Travolta gets to make fun of his image, a little, and play the opposite, or unexposed side of the characters he usually plays, not to any artsy end, or psychologically deep revelatory end—it’s a broad comedy after all. But he does it well, as always.

The only one of the four main characters who seems out of place is Martin Lawrence. When I first saw him in Spike Lee’s DO THE RIGHT THING, I thought he stole the movie. I guess a lot of Hollywood felt that way, as he instantly was put on the road to stardom. But once he arrived there, he seemed to fall apart in his private life and be bouncing off the walls of his creative talents in his work, as if being as unique as he originally was, was too much of a burden to bear. Not the first time we’ve seen that.

But in WILD HOGS, despite the broadness of the comedy, something he is a master of, he seems subdued, as if, as the token “black man,” he is being forced to represent something more refined, or restrictive, or reserved, than this comedy is meant to include.

But he still does his job well and adds to the general fun and movement of the narrative.

Marisa Tomei also seems mis-or-under-used in her small role in this flick, but she’s still fun to watch work.

She unfortunately never seemed to catch on in Hollywood, in that way that paves the road to stardom, as if people really did believe the rumors that she was mistakenly awarded the Oscar for her role in MY COUSIN VINNY.

Not me.

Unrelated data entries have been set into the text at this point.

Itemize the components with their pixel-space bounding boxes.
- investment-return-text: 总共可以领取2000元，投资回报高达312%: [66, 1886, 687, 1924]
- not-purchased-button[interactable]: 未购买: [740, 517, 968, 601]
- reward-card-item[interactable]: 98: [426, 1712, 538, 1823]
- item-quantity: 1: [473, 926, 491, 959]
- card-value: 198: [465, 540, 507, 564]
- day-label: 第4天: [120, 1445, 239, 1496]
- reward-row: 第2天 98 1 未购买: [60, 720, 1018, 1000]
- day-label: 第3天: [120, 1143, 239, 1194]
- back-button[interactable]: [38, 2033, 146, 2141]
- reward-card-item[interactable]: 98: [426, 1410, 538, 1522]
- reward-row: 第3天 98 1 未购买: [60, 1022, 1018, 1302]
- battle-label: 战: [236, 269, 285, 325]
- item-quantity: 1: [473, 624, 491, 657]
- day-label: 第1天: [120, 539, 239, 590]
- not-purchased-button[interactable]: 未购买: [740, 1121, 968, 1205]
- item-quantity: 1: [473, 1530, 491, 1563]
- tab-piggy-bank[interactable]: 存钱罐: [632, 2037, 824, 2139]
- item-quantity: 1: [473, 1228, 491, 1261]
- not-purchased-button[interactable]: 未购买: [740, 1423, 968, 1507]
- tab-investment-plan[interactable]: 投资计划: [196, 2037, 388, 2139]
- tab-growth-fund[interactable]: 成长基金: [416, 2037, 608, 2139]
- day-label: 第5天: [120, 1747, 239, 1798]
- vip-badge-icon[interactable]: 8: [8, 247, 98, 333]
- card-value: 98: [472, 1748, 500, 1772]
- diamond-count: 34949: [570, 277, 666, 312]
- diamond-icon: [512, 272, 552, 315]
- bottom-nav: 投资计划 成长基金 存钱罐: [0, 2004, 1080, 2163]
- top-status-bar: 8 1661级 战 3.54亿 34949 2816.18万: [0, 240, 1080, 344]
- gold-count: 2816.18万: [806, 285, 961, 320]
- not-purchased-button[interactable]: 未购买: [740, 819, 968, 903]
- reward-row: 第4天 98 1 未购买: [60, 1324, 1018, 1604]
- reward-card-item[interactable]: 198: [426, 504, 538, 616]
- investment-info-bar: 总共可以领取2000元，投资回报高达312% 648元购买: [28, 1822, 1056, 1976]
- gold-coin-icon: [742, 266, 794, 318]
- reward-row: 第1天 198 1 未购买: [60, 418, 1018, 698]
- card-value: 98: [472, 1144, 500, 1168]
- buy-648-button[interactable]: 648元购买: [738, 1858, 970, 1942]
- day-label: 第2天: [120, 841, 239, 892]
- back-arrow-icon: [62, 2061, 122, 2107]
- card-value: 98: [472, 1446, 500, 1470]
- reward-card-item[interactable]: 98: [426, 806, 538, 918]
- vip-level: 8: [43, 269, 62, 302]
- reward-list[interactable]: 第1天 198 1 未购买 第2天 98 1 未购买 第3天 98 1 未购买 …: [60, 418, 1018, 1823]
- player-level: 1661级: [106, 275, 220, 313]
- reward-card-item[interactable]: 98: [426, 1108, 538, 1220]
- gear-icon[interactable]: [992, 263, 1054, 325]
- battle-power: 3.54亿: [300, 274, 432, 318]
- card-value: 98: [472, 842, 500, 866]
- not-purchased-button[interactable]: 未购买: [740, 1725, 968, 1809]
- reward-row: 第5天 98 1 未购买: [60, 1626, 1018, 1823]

I was glad she won. She was so great in that role, she reminded me of every reason I had as a kid to fall for those exotic, to my Irish-American clan and background, Italian-American girls in the neighborhood or nearby. Because she was “cute” and sexy while still being as authentically that woman as anyone who has ever done that character before, and there have been many. I would have loved to see what she might have done with THE SOPRANOS.

I was so happy to see her in this flick, even in an unfortunately minor role, that I couldn’t stop smiling at the first sight of her, looking as cute as ever. Until they did a close up, that made her face seem a little too smooth and stiff and I couldn’t help wondering, not her fault but the times, what she may have had done to it and got distracted from her usual great job doing exactly what the script calls for.

Not even to mention Ray Liotta’s always weird intensity being used beautifully for the comedy it creates in this film, and other acting cameos I don’t want to give away that were just as pleasurable as seeing Travolta in the much bigger comeback role in PULP FICTION.

Hey, it ain’t John Ford or Kurasawa, but it made me laugh ‘til I cried. And a lot of other people I’ve since talked to as well. None of them artists or “in the business” or anything other than “normal” “working” people, but like the point made by Preston Sturges in his SULLIVAN’S TRAVELS, sometimes, especially in tough times, (need I say like these?) the best thing an artist can do is give us something to make us laugh, even until we cry.

1 comment:

AlamedaTom said...

Hmmm. Sounds like a perfect DVD rental to me.

I'm a huge fan of Macy too. He was so perfect in Fargo. Also great in Boogie Nights.